Every climate negotiation eventually arrives at the same question: who is responsible? The answer depends on how far back you look and how you count. PRIMAP-hist provides the most complete accounting available — a harmonized time series of national greenhouse gas emissions stretching from 1750 to 2024, covering CO₂, methane, nitrous oxide, and fluorinated gases for virtually every country on Earth. It is the dataset that makes historical responsibility calculations possible, and it has become indispensable infrastructure for the global climate policy community.
Building a 274-year emissions record requires stitching together data sources that were never designed to be compatible. UNFCCC national inventories, the gold standard for recent decades, only begin in 1990 for most countries. Before that, estimates rely on CDIAC's fossil fuel CO₂ calculations derived from energy statistics, EDGAR's bottom-up emission factor approach, and FAO's agricultural emissions estimates. PRIMAP-hist harmonizes these sources using a priority-based composite method: where multiple estimates exist for the same country-year-gas combination, the dataset selects the most reliable source according to a documented hierarchy, then adjusts levels to ensure temporal consistency at source boundaries. The result is a seamless national time series that can be compared across countries and aggregated to global totals.
The numbers tell a stark story. Global CO₂ emissions from fossil fuels have risen from near zero in 1750 to over 37 billion tons per year in 2024. But the distribution of those emissions has shifted dramatically.

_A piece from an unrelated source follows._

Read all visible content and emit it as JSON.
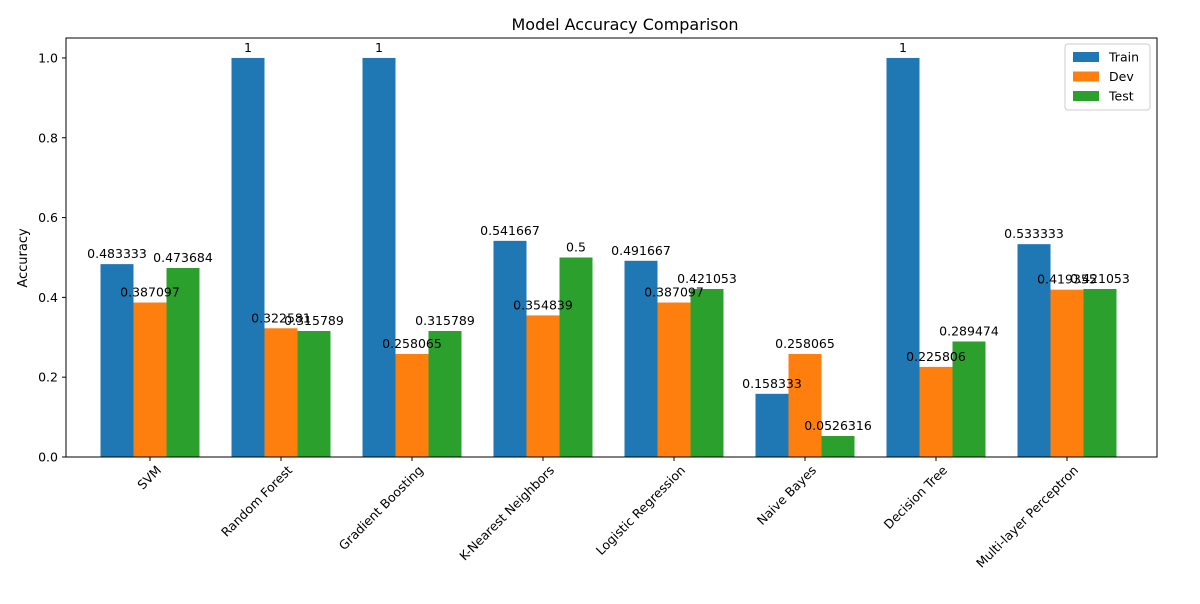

In 1950, the United States and Europe accounted for over 70% of cumulative CO₂ emissions. By 2024, China has become the largest annual emitter, though its cumulative share remains far smaller than the industrialized West's. These distributional questions — annual vs cumulative, per capita vs absolute, production vs consumption — are precisely why a harmonized long-term dataset matters. PRIMAP-hist does not answer the political questions, but it ensures that all parties are arguing from the same numbers.
Annual global fossil fuel CO₂ emissions in billions of tons, showing the acceleration from the Industrial Revolution through the modern era
Share of all-time cumulative fossil fuel CO₂ emissions by major emitting region, in billions of tons
| metric | this dataset | alternative | verdict |
|---|---|---|---|
| Temporal Coverage | 1750-2024 (274 years) | 1970-2023 (EDGAR) | 5x longer |
| Gas Coverage | CO₂, CH₄, N₂O, F-gases | CO₂ only (CDIAC) | All major GHGs |
| Source Harmonization | Priority-based composite | Single source (EDGAR) | Multi-source, gap-filled |
| Country Coverage | Virtually all nations | Annex I only (some UNFCCC) | Global coverage |
| Update Frequency | Annual releases | Varies (1-3 years) | Most current |
| Downloads | 74,738 | Varies | Highly adopted |
Historical emissions data underpins the principle of 'common but differentiated responsibilities' in UNFCCC negotiations. PRIMAP-hist provides the evidentiary basis for claims about historical responsibility and fair burden-sharing.
Remaining carbon budgets for 1.5°C and 2°C targets require accurate accounting of cumulative past emissions. PRIMAP-hist's 274-year record is the starting point for calculating how much atmospheric space remains.
Countries' Nationally Determined Contributions under the Paris Agreement are assessed against historical baselines. PRIMAP-hist provides the consistent, comparable time series needed to evaluate whether nations are meeting their pledges.